Tuesday, April 29, 2014

Object of the Day, Museum Edition: The Fontana Inkstand, c. 1550



Inkstand
Fontana Workshop, c. 1550
This and all related images from:
The Victoria & Albert Museum



Made in the mid-Sixteenth Century, this tin-glazed earthenware inkstand comes from the Fontana Workshop in Urbino, Italy. The inkstand is surmounted by a figure of a young man playing an organ. He is joined by his faithful spaniel who is getting his ear scratched by his master. An inkstand such as this would have been made to appeal to a young gentleman for use in his private study. During this era, a class of urban professional men was developing and many workshops created specialized items to appeal to them.

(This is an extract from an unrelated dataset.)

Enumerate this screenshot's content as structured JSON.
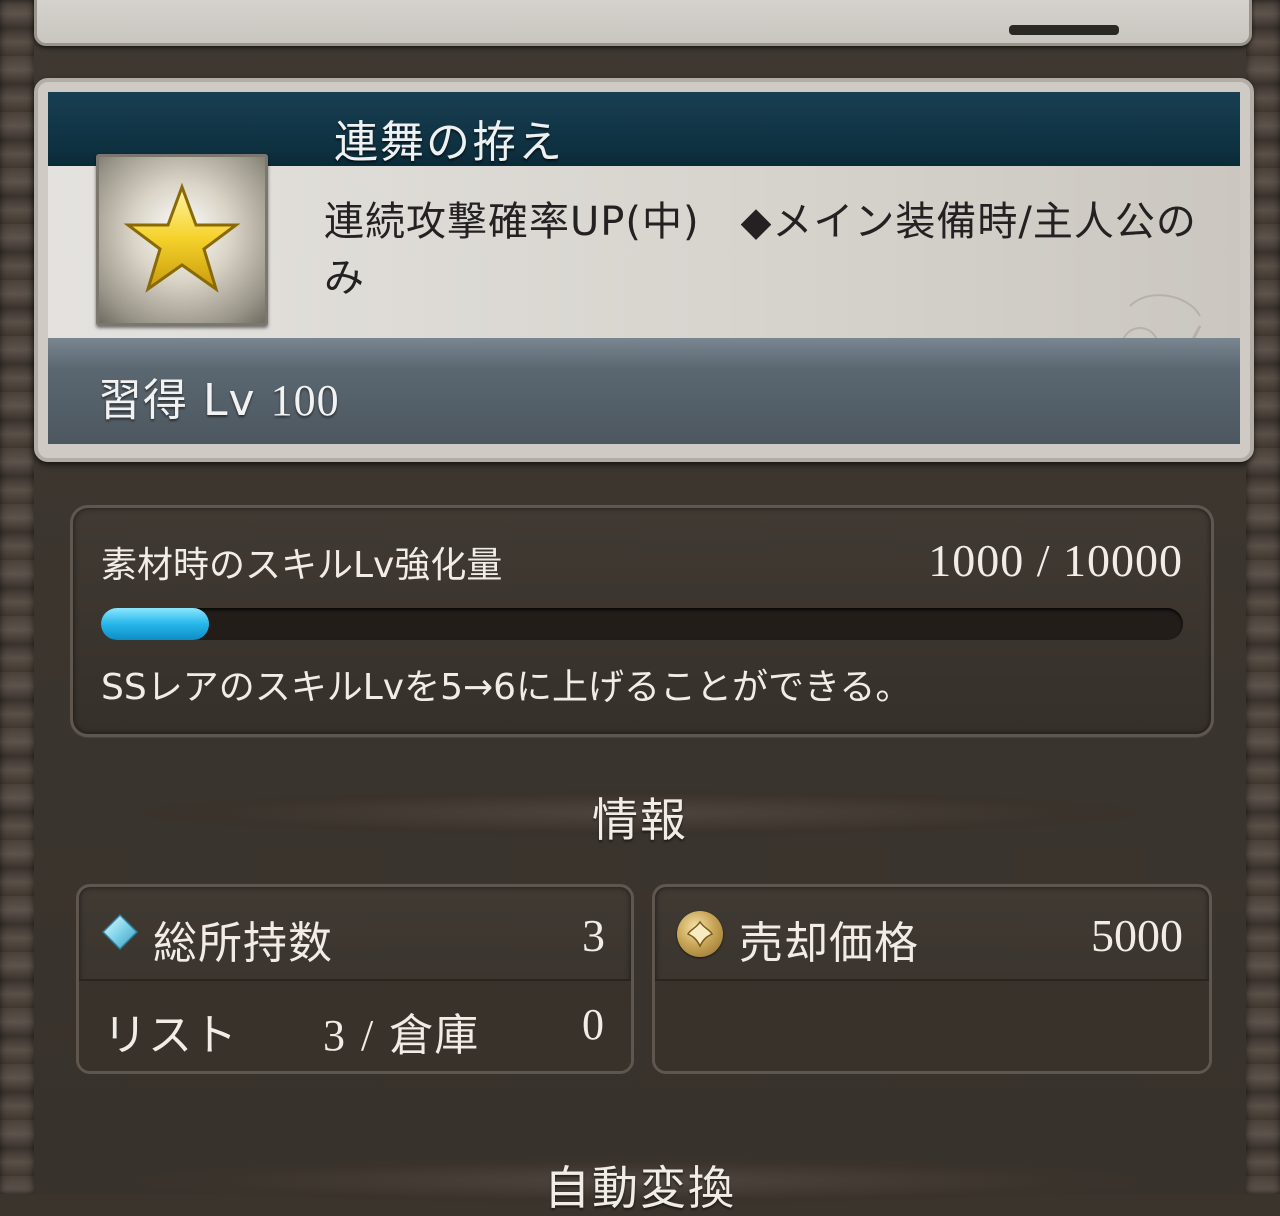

Desk accessories and ink stands were the centerpieces of these collections. Very often, these stands were fitted with compartments for pen, pounce, a paper knife, and scissors. This example once had a sliding drawer which is now missing. 



The scene depicted here shows a fashionable young gentleman dressed in the “uniform” of a nobleman. He sits at an architecturally-designed organ which is being operated by a boy at the reverse operating bellows. The entire group rests on a rectangular stand supported by lion's paws at the corners. At one point in the last five hundred years, the stand was broken, and, then, restored. There’s evidence of restoration to the chair, the brim of the hat, one of the capitals of the organ’s pilasters and the boy’s toes and bellows.